A crash you can't reproduce is the most frustrating kind, it works on your machine but crashes for players. The answer is not to reproduce it, but to capture the context that reveals why it happens. Here is what to do.
Capture the Crash Context From Real Players
If you can't reproduce a crash, stop trying to make it happen locally and instead capture it from the players it does happen to. Capture the stack trace, device, OS, version, and breadcrumbs automatically when the crash occurs in the field, so you have the context of the real crashes rather than trying to recreate conditions you don't know.
Bugnet captures crashes from real players automatically with the stack trace, device, OS, version, and breadcrumbs, so a crash you can't reproduce still gives you full context. That captured context is the key, you don't need to reproduce the crash if you have the stack trace and conditions from the players who actually hit it.
Read the Pattern and Breadcrumbs for the Conditions
A crash you can't reproduce happens under conditions you don't have. Read the captured data for those conditions: does it cluster on a device or OS version (device/OS-specific)? Do the breadcrumbs show a sequence of actions before the crash (a state-specific trigger)? The pattern and breadcrumbs reveal the conditions you were missing.
Bugnet groups crashes by signature with device, OS, version, and breadcrumb context, so the conditions behind an unreproducible crash, the device it clusters on, the actions preceding it, are visible. Those conditions are what you couldn't guess locally, and seeing them in the captured data is how you understand and reproduce (or directly fix) the crash.
Fix Based on the Captured Evidence and Verify
With the stack trace pointing at the code and the conditions revealed by the pattern and breadcrumbs, fix the crash based on the evidence, even without ever reproducing it locally. Then verify per version that the crash stopped in the field, confirming the fix worked for the players who hit it.

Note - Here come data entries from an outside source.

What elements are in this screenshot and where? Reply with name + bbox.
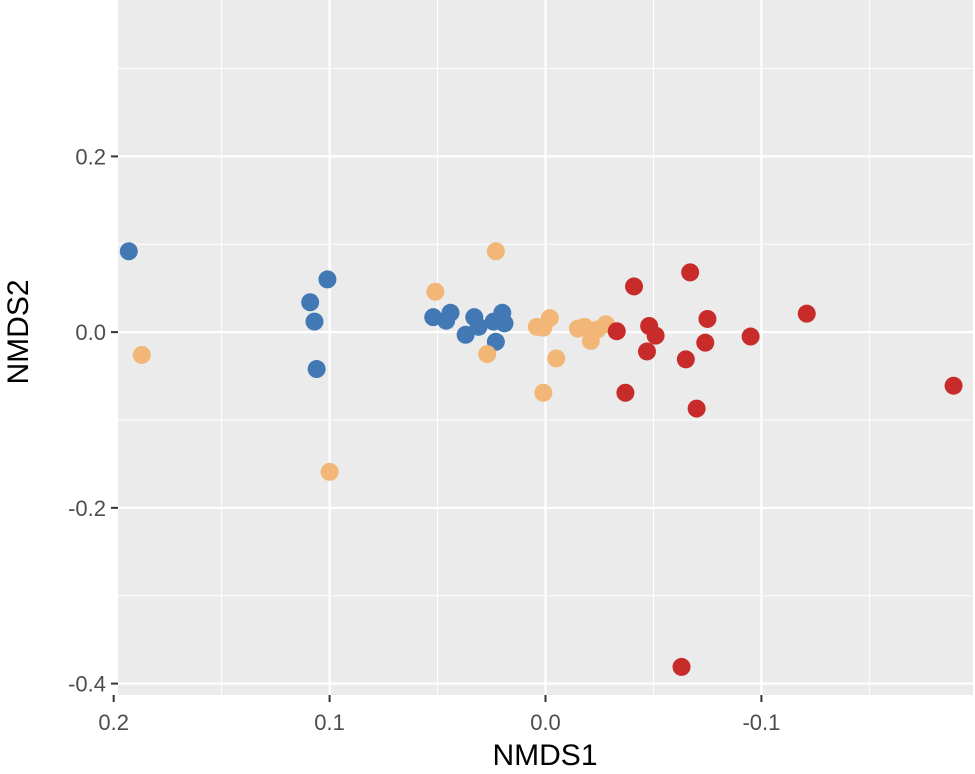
x-tick-labels: 0.2 0.1 0.0 -0.1 <box>98 710 780 735</box>
x-tick-label: 0.1 <box>314 710 345 735</box>
data-point-series-2 <box>320 462 339 481</box>
data-point-series-3 <box>696 333 715 352</box>
data-point-series-1 <box>318 270 337 289</box>
data-point-series-2 <box>534 383 553 402</box>
x-axis-title: NMDS1 <box>492 739 597 772</box>
data-point-series-3 <box>687 399 706 418</box>
axis-ticks <box>111 155 763 702</box>
data-point-series-2 <box>540 309 559 328</box>
y-axis-title: NMDS2 <box>2 279 35 384</box>
data-point-series-3 <box>681 263 700 282</box>
y-tick-label: -0.2 <box>68 496 106 521</box>
y-tick-labels: 0.2 0.0 -0.2 -0.4 <box>68 144 106 696</box>
data-point-series-3 <box>676 350 695 369</box>
data-points <box>119 242 963 676</box>
data-point-series-1 <box>469 317 488 336</box>
data-point-series-3 <box>672 657 691 676</box>
y-tick-label: 0.0 <box>75 320 106 345</box>
data-point-series-3 <box>698 309 717 328</box>
y-tick-label: 0.2 <box>75 144 106 169</box>
y-tick-label: -0.4 <box>68 672 106 697</box>
data-point-series-3 <box>944 376 963 395</box>
data-point-series-3 <box>741 327 760 346</box>
data-point-series-3 <box>625 277 644 296</box>
data-point-series-2 <box>478 345 497 364</box>
data-point-series-1 <box>301 293 320 312</box>
data-point-series-1 <box>495 314 514 333</box>
x-tick-label: -0.1 <box>742 710 780 735</box>
data-point-series-2 <box>132 345 151 364</box>
data-point-series-3 <box>797 304 816 323</box>
data-point-series-1 <box>305 312 324 331</box>
data-point-series-3 <box>646 326 665 345</box>
x-tick-label: 0.2 <box>98 710 129 735</box>
data-point-series-1 <box>307 360 326 379</box>
data-point-series-1 <box>456 325 475 344</box>
x-tick-label: 0.0 <box>530 710 561 735</box>
data-point-series-2 <box>426 282 445 301</box>
data-point-series-2 <box>547 349 566 368</box>
data-point-series-1 <box>119 242 138 261</box>
data-point-series-2 <box>486 242 505 261</box>
data-point-series-3 <box>607 322 626 341</box>
data-point-series-3 <box>637 342 656 361</box>
data-point-series-1 <box>441 303 460 322</box>
data-point-series-3 <box>616 383 635 402</box>
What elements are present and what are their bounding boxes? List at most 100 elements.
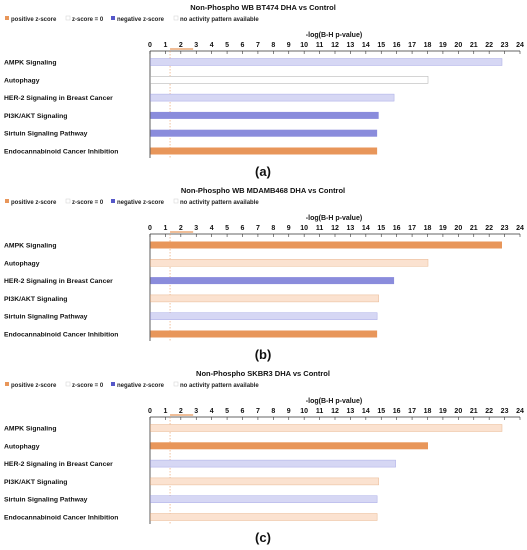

Bugnet tracks crashes per version, so after fixing based on the captured evidence you can confirm the crash stopped in the field on the new build. This verifies a fix for a crash you never reproduced, the field data showing the crash gone is your confirmation, since you couldn't test the fix against a local reproduction.
When your game crashes and you can't reproduce it, rely on captured field context, the stack trace, device, OS, version, and breadcrumbs from real players, to find and fix the cause, then verify per version. You don't need to reproduce a crash you can fully capture.